Meet Jacinta Byrne,
Jacinta is a registered Nurse and Midwife, having worked in both the hospital and community settings in the UK and Ireland.
She spent the last 22 years working in the National Maternity Hospital where she became a registered prescriber, lecturer, and an Advanced Practitioner in Clinical Haematology. This is where she developed her interest in HHT.
She is currently working in Mayo University Hospital as a Clinical Midwife Manager 3.
We were so lucky to have Jacinta present at our 2023 Patient Forum.
We attach her powerpoint presentation below for you to download and enjoy.
Pregnancy and HHT: Planning to have a baby?
Any woman planning to have a child has a lot of questions, but those living with a chronic disorder such as HHT need even more reassurance and clear answers.
According to the Health Service Executive (HSE), a chronic illness is defined as a long term condition which can be treated but not cured.
Hereditary Haemorrhagic Telangiectasia (HHT) affects 1 in 5000 people and it is an autosomal dominant genetic disorder.

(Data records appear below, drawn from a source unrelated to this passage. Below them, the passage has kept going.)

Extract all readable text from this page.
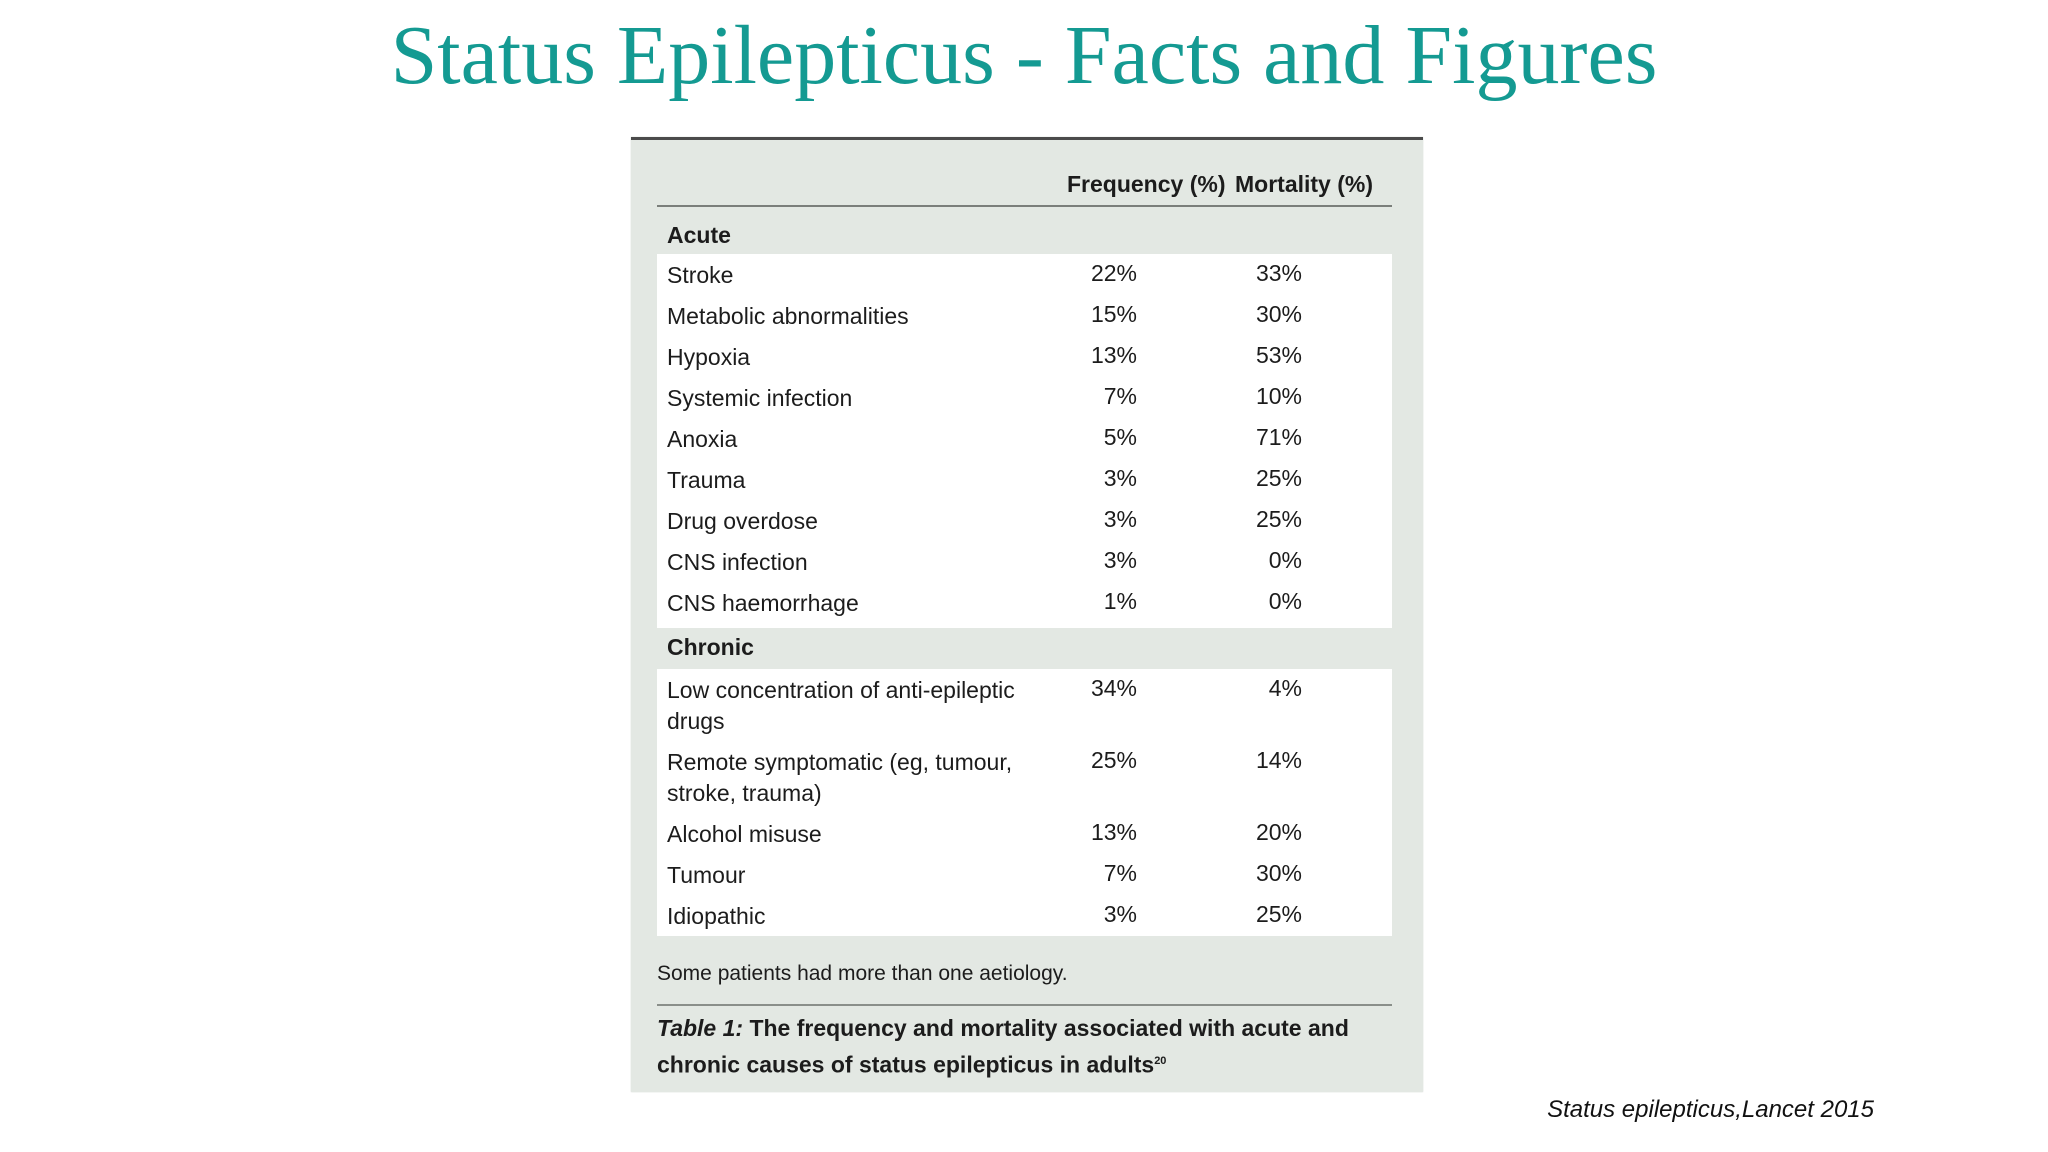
Status Epilepticus - Facts and Figures
Frequency (%) Mortality (%)
Acute
Stroke	22%	33%
Metabolic abnormalities	15%	30%
Hypoxia	13%	53%
Systemic infection	7%	10%
Anoxia	5%	71%
Trauma	3%	25%
Drug overdose	3%	25%
CNS infection	3%	0%
CNS haemorrhage	1%	0%
Chronic
Low concentration of anti-epileptic drugs
34%	4%
Remote symptomatic (eg, tumour, stroke, trauma)
25%	14%
Alcohol misuse	13%	20%
Tumour	7%	30%
Idiopathic	3%	25%
Some patients had more than one aetiology.
Table 1: The frequency and mortality associated with acute and chronic causes of status epilepticus in adults$^{20}$
Status epilepticus,Lancet 2015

That means that each child born of an HHT parent has a 50/50 chance of inheriting the gene. The sex of the child is irrelevant. Men and women are affected with HHT in equal numbers.
Pregnancy considered high risk
Women with HHT appear to be most vulnerable to complications in the second and third trimesters due to physiologic adaptations which occur in pregnancy.

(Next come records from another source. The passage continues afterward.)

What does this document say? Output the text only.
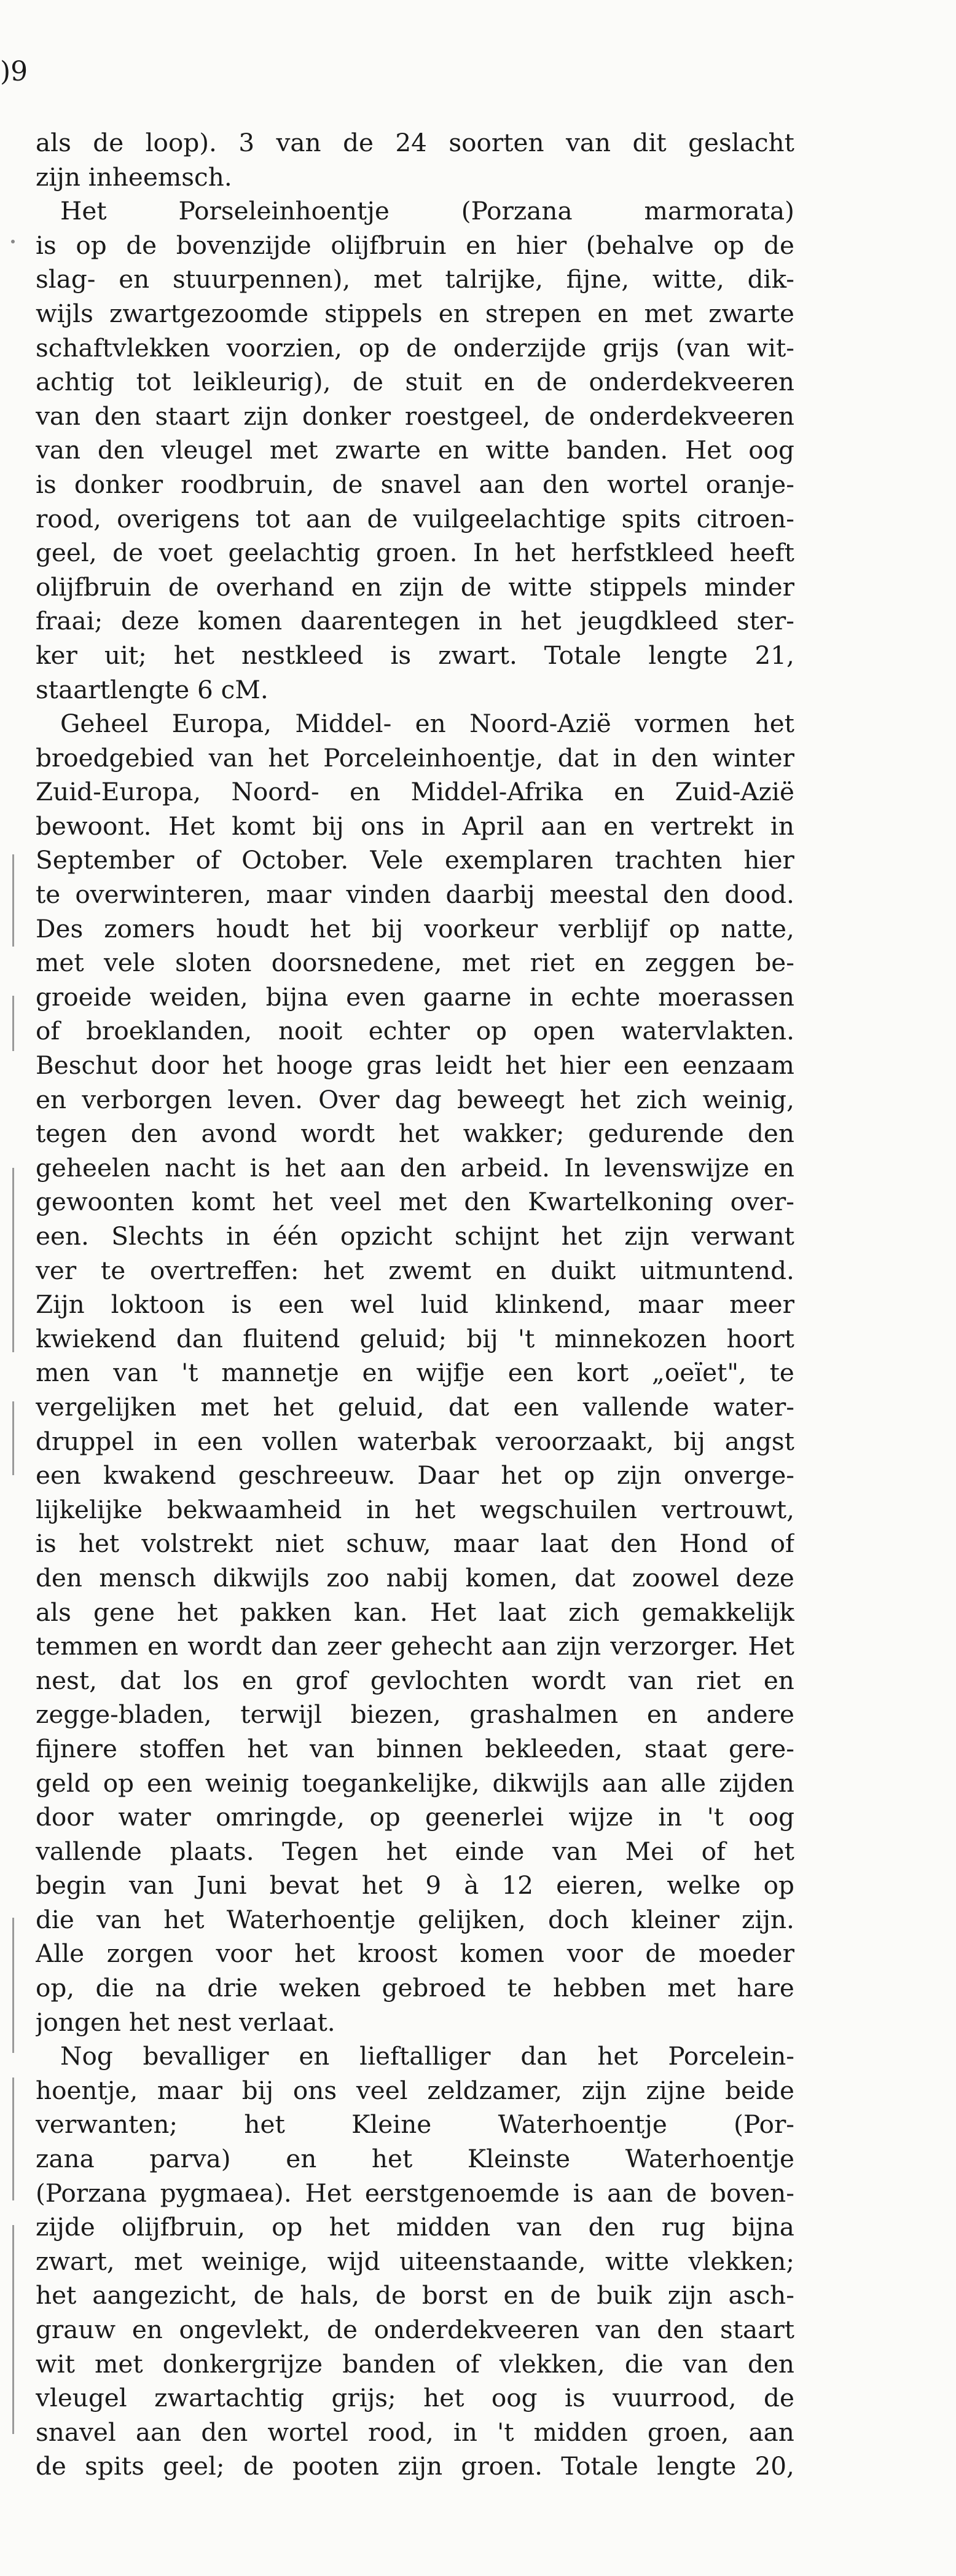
)9
als de loop). 3 van de 24 soorten van dit geslacht
zijn inheemsch.
Het	Porseleinhoentje	(Porzana	marmorata)
is op de bovenzijde olijfbruin en hier (behalve op de
slag- en stuurpennen), met talrijke, fijne, witte, dik-
wijls zwartgezoomde stippels en strepen en met zwarte
schaftvlekken voorzien, op de onderzijde grijs (van wit-
achtig tot leikleurig), de stuit en de onderdekveeren
van den staart zijn donker roestgeel, de onderdekveeren
van den vleugel met zwarte en witte banden. Het oog
is donker roodbruin, de snavel aan den wortel oranje-
rood, overigens tot aan de vuilgeelachtige spits citroen-
geel, de voet geelachtig groen. In het herfstkleed heeft
olijfbruin de overhand en zijn de witte stippels minder
fraai; deze komen daarentegen in het jeugdkleed ster-
ker uit; het nestkleed is zwart. Totale lengte 21,
staartlengte 6 cM.
Geheel Europa, Middel- en Noord-Azië vormen het
broedgebied van het Porceleinhoentje, dat in den winter
Zuid-Europa, Noord- en Middel-Afrika en Zuid-Azië
bewoont. Het komt bij ons in April aan en vertrekt in
September of October. Vele exemplaren trachten hier
te overwinteren, maar vinden daarbij meestal den dood.
Des zomers houdt het bij voorkeur verblijf op natte,
met vele sloten doorsnedene, met riet en zeggen be-
groeide weiden, bijna even gaarne in echte moerassen
of broeklanden, nooit echter op open watervlakten.
Beschut door het hooge gras leidt het hier een eenzaam
en verborgen leven. Over dag beweegt het zich weinig,
tegen den avond wordt het wakker; gedurende den
geheelen nacht is het aan den arbeid. In levenswijze en
gewoonten komt het veel met den Kwartelkoning over-
een. Slechts in één opzicht schijnt het zijn verwant
ver te overtreffen: het zwemt en duikt uitmuntend.
Zijn loktoon is een wel luid klinkend, maar meer
kwiekend dan fluitend geluid; bij 't minnekozen hoort
men van 't mannetje en wijfje een kort „oeïet", te
vergelijken met het geluid, dat een vallende water-
druppel in een vollen waterbak veroorzaakt, bij angst
een kwakend geschreeuw. Daar het op zijn onverge-
lijkelijke bekwaamheid in het wegschuilen vertrouwt,
is het volstrekt niet schuw, maar laat den Hond of
den mensch dikwijls zoo nabij komen, dat zoowel deze
als gene het pakken kan. Het laat zich gemakkelijk
temmen en wordt dan zeer gehecht aan zijn verzorger. Het
nest, dat los en grof gevlochten wordt van riet en
zegge-bladen, terwijl biezen, grashalmen en andere
fijnere stoffen het van binnen bekleeden, staat gere-
geld op een weinig toegankelijke, dikwijls aan alle zijden
door water omringde, op geenerlei wijze in 't oog
vallende plaats. Tegen het einde van Mei of het
begin van Juni bevat het 9 à 12 eieren, welke op
die van het Waterhoentje gelijken, doch kleiner zijn.
Alle zorgen voor het kroost komen voor de moeder
op, die na drie weken gebroed te hebben met hare
jongen het nest verlaat.
Nog bevalliger en lieftalliger dan het Porcelein-
hoentje, maar bij ons veel zeldzamer, zijn zijne beide
verwanten;	het	Kleine	Waterhoentje	(Por-
zana parva) en het Kleinste Waterhoentje
(Porzana pygmaea). Het eerstgenoemde is aan de boven-
zijde olijfbruin, op het midden van den rug bijna
zwart, met weinige, wijd uiteenstaande, witte vlekken;
het aangezicht, de hals, de borst en de buik zijn asch-
grauw en ongevlekt, de onderdekveeren van den staart
wit met donkergrijze banden of vlekken, die van den
vleugel zwartachtig grijs; het oog is vuurrood, de
snavel aan den wortel rood, in 't midden groen, aan
de spits geel; de pooten zijn groen. Totale lengte 20,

However, it’s important to know that most women living with HHT have a normal pregnancy without developing any complications due to the disorder.

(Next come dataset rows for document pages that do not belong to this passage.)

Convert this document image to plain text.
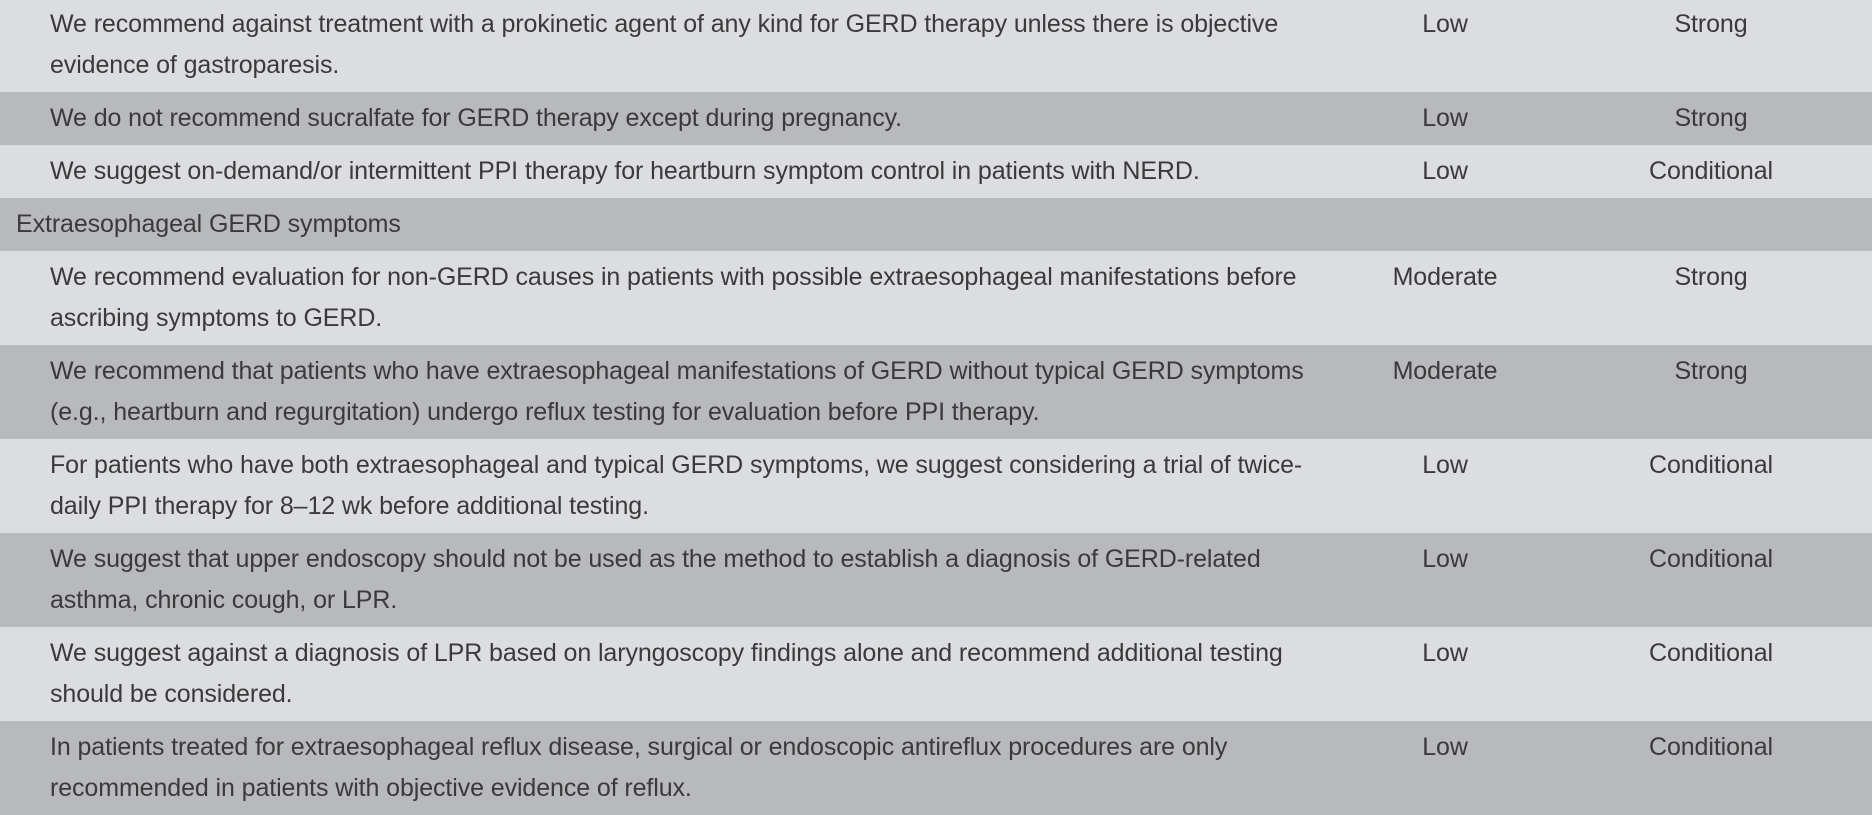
We recommend against treatment with a prokinetic agent of any kind for GERD therapy unless there is objective evidence of gastroparesis.	Low	Strong
We do not recommend sucralfate for GERD therapy except during pregnancy.	Low	Strong
We suggest on-demand/or intermittent PPI therapy for heartburn symptom control in patients with NERD.	Low	Conditional
Extraesophageal GERD symptoms		
We recommend evaluation for non-GERD causes in patients with possible extraesophageal manifestations before ascribing symptoms to GERD.	Moderate	Strong
We recommend that patients who have extraesophageal manifestations of GERD without typical GERD symptoms (e.g., heartburn and regurgitation) undergo reflux testing for evaluation before PPI therapy.	Moderate	Strong
For patients who have both extraesophageal and typical GERD symptoms, we suggest considering a trial of twice-daily PPI therapy for 8–12 wk before additional testing.	Low	Conditional
We suggest that upper endoscopy should not be used as the method to establish a diagnosis of GERD-related asthma, chronic cough, or LPR.	Low	Conditional
We suggest against a diagnosis of LPR based on laryngoscopy findings alone and recommend additional testing should be considered.	Low	Conditional
In patients treated for extraesophageal reflux disease, surgical or endoscopic antireflux procedures are only recommended in patients with objective evidence of reflux.	Low	Conditional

An essential consultation before pregnancy
It is essential to follow certain preventive measures recommended before and during pregnancy.
It is essential for women planning to be pregnant to do a screening for pulmonary AVMs.
Screening and treatment, if necessary, should be done before pregnancy.
It is important to check the absence of spinal AVMs before or during pregnancy if epidural anaesthesia is planned.
About the screenings during the pregnancy
Treatment and follow-up adapted to each case
While three ultrasounds are done in a normal pregnancy, women with a chronic illness may have one per month. This will not affect the proper development of the foetus since the ultrasound used on pregnant women is not considered dangerous.
Check the process in your local area.
Birth, when baby shows up
Also, antibiotic prophylaxis and venous air filters are indicated if pulmonary AVM has not been ruled out.
Being careful and anticipating is essential
Diseases, disorders and medications can be harmful to the development of a foetus and it is imperative that a woman living with HHT talks to her doctor when she decides to have a baby.
Make sure to go to your consultations, have a healthy diet, sleep well and enjoy this fabulous moment!